Analogy between "One and only one" and "If and only if" Is there a close analogy between "one and only one", used to mean exactly one (as in "there is one and only one object satisfying that condition" etc.), and "if and only if"? "If" and "Only if" can be used separately to denote sufficient and necessary conditions, but I'm not sure whether the constituent parts of "one and only one" can be considered in isolation.
I think it looks like you could interpret "there is one X satisfying condition Y" as "there is one or possibly more X satisfying condition Y", but I am not sure about the difference in interpretation between "there is only one X satisfying condition Y" and "there is one and only one X satisfying Y". Could "there is only one X satisfying condition Y" be interpreted as "there could be one X, but possibly none satisfying Y"? I would appreciate any ideas on this. Thanks
 A: *

*To show the existence of an X satisfying Y it is sufficient to prove "existence" of such an X: that there is "some" (one or more) X satisfying Y.

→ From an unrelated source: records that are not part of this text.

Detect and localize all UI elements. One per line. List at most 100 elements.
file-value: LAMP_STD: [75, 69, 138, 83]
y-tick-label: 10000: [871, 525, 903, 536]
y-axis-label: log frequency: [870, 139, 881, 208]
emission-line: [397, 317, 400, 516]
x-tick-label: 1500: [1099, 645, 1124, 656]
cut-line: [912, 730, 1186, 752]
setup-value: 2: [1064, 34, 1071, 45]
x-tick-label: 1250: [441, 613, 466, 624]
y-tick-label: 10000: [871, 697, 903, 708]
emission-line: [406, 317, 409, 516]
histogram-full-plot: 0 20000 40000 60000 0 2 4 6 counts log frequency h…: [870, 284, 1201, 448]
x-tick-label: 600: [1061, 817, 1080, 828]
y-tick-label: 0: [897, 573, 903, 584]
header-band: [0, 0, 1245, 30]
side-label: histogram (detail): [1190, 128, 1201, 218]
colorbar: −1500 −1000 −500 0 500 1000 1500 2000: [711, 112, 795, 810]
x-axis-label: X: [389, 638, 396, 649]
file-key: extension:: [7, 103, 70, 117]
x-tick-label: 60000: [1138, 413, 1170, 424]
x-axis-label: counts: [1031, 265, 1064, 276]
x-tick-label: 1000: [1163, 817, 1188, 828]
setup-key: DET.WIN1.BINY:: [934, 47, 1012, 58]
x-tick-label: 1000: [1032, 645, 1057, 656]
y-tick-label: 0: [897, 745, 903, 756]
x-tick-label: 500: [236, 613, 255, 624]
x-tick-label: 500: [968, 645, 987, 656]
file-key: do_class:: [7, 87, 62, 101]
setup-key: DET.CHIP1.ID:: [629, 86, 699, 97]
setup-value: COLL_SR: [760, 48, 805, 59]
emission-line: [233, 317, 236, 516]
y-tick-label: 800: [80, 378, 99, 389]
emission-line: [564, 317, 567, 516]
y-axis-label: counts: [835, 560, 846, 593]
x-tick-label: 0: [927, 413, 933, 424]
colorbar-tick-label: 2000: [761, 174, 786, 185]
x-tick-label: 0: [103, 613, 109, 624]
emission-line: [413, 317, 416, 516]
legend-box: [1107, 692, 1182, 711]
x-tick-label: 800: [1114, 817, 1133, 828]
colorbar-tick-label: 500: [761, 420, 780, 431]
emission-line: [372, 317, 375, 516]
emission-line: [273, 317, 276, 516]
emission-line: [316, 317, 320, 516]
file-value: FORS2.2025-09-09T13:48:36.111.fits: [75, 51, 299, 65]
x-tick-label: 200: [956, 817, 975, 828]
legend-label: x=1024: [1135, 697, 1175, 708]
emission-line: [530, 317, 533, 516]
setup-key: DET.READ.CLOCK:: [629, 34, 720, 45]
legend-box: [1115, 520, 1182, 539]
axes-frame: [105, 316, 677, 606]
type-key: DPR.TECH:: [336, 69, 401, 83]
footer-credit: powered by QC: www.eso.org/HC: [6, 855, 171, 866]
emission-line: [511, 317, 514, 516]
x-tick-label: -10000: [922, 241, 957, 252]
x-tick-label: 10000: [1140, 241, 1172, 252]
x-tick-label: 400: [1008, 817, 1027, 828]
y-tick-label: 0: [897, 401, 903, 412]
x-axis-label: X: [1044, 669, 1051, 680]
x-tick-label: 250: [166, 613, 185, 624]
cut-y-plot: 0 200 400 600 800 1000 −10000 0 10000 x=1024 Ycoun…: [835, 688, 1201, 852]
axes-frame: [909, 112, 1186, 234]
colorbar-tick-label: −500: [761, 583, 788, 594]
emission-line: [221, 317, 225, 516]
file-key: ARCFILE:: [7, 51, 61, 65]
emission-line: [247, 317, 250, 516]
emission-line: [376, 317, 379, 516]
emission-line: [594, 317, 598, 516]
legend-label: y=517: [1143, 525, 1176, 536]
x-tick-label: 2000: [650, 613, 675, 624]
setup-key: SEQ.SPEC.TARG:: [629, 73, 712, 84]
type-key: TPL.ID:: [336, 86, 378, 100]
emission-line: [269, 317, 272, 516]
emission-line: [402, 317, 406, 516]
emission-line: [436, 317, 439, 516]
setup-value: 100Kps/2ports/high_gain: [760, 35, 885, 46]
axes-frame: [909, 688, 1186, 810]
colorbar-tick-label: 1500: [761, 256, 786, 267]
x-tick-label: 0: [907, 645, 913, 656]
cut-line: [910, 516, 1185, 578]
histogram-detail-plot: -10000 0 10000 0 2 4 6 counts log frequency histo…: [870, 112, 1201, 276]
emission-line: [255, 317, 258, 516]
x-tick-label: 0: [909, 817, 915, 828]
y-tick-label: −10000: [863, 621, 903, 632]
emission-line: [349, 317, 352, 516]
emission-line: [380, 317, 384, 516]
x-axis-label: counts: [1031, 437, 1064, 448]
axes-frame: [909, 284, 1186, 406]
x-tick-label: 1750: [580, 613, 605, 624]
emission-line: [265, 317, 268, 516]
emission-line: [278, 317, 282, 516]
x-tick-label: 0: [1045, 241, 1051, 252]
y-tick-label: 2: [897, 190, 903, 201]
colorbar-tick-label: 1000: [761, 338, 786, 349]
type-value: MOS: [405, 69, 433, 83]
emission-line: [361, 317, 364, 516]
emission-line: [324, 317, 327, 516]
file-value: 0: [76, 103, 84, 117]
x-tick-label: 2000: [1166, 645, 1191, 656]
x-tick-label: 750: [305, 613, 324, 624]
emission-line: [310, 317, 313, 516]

*Then, to show that there is only one such X, you need to show that if K also satisfies Y, then K must equal X.  
So "one and only one" requires establishing both (1) and (2): existence and uniqueness.
Put differently, "there is one and only one" can be read as the conjunction of: 
(a) existence of "at least one" X such that X satisfies Y,
... and ...
(b) existence of at most one such X that satisfies Y.
If we let $P(x)$ denote the satisfaction of some property $P$ by $x$, then we can assert that there is one and only one $x$ such that $P(x)$ as follows:
$$\exists x[P(x) \land \forall y(P(y) \rightarrow y = x)]$$

For the difference between: (i) "only one X satisfies condition Y" and (ii) "there is one and only one X satisfying Y": One can argue that there might be some property that only one element could possibly satisfy, without necessarily asserting that therefore, such an element exists (ii). 
Using "there is one and only one" or "there exists a unique" (or even "there exists exactly one") is less ambiguous than stating "only one", which can be taken to mean "at most one."
A: "If and only if" is a two-way implication, i.e. the left implies the right and the right implies the left. "One and only one" is a statement regarding existence and uniqueness. There is not necessarily a two-way relation here. For instance, the solution to a quadratic can exist, but need not be unique.
A: They are related because the statement "There is one and only one $x\in U$ such that $P(x)$" is equivalent to "There is $x\in U$ such that $P(y)$ if and only if $y=x$.
A: (This late answer expands on lhf's answer.)
Here is the analogy which I see.
"If and only if" is the natural language description of two implications in the opposite directions:
\begin{eqnarray}
\tag{if and only if}
P \;\color{red}\equiv\; Q \\
\tag{if}
P \;\Leftarrow\; Q \\
\tag{only if}
P \;\Rightarrow\; Q \\
\end{eqnarray}
Now, when talking about existence and uniqueness of mathematical objects, then the simplest ways to express these are as follows:
\begin{eqnarray}
\tag{one and only one}
\langle \exists! x :: P(x) \rangle & \;\equiv\; & \langle \exists y :: \langle \forall x :: P(x) & \color{red}\equiv & x = y \rangle \rangle \\
\tag{one}
\langle \exists\phantom! x :: P(x) \rangle & \;\equiv\; & \langle \exists y :: \langle \forall x :: P(x) & \Leftarrow & x = y \rangle \rangle \\
\tag{only one}
\langle \phantom\exists! x :: P(x) \rangle & \;\equiv\; & \langle \exists y :: \langle \forall x :: P(x) & \Rightarrow & x = y \rangle \rangle \\
\end{eqnarray}
And the analogy is visually clear.
(Here $\langle ! x :: P(x) \rangle$ is my notation for "there is at most one $x$ such that $P(x)$".  Apologies for the duplication from another question of mine.)